President Barack Obama had some friendly advice on Monday for liberal Democrats who say he has not achieved everything on their wish lists -- quit complaining.

Making a whirlwind fund-raising tour of Philadelphia to rally support for his embattled Democrats before U.S. congressional elections in November, Obama offered a hint of his exasperation with parts of the liberal base that helped sweep him to power in the 2008 election.

"When I hear Democrats griping and groaning and saying ... 'the health care plan didn't have a public option', and ... 'the financial reform -- there was a provision here that I think we should have gotten better', or, 'you know what, yes, you ended the war in Iraq, the combat mission there, but you haven't completely finished the Afghan war yet', this or that or the other, I say 'folks, wake up', " Obama told wealthy donors at a Democratic National Committee dinner.
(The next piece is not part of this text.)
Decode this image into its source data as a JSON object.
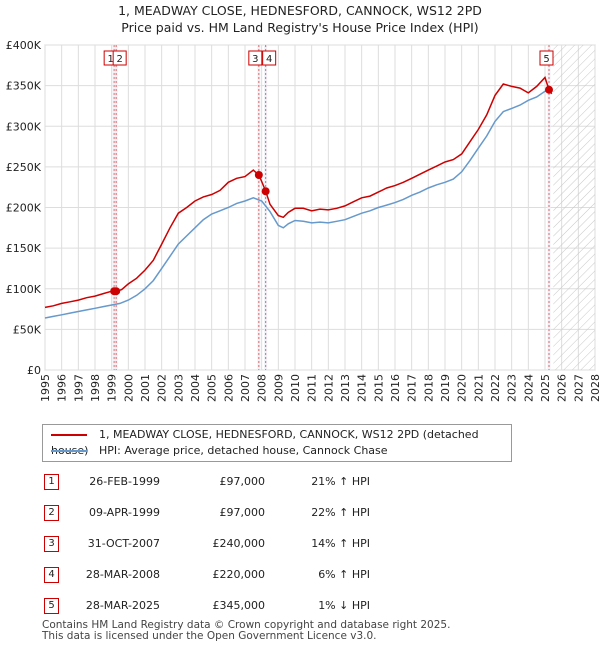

The bulk of Obama's remarks - he headlined three events in a single evening -- were devoted to trying to fire up supporters just six weeks before midterm elections where the country's economic woes threaten Democrats' hold on Congress.

The visit to Pennsylvania, a key swing state, followed a townhall-style meeting in Washington where audience members voiced anger and disappointment at his administration over its handling of high unemployment and a stumbling economy.

Speaking to a friendlier crowd in Philadelphia, Obama defended his agenda and lambasted Republicans, calling them the party of "no, we can't" and saying they would seek to reinstate failed Bush-era policies if they regained control of Congress.

But he also chided those on the left who have grown impatient with his sometimes middle-ground approach.

"This is not some academic exercise," Obama said. "As Joe Biden put it, don't compare us to the Almighty; compare us to the alternative," he said to laughter.

While conservatives have been Obama's loudest critics, with some even branding him a socialist, liberal commentators have become more vocal in complaining he has not fought hard enough for some of their priorities.

They say he was wrong to drop a government-run insurance option from his landmark healthcare overhaul, should have gone further in punishing Wall Street and has not done enough to end the wars, reform immigration, battle climate change and close the military jail at Guantanamo Bay in Cuba.

White House spokesman Robert Gibbs last month urged the "professional left" to give Obama credit for what he has accomplished, and some mainstream Democrats have appealed to them to cut Obama some slack for the sake of party unity.

"This is what change looks like," Obama said in Philadelphia. "In a big, messy democracy like ours, a country that's huge and diverse, you know, it's not smooth. But it's worthwhile."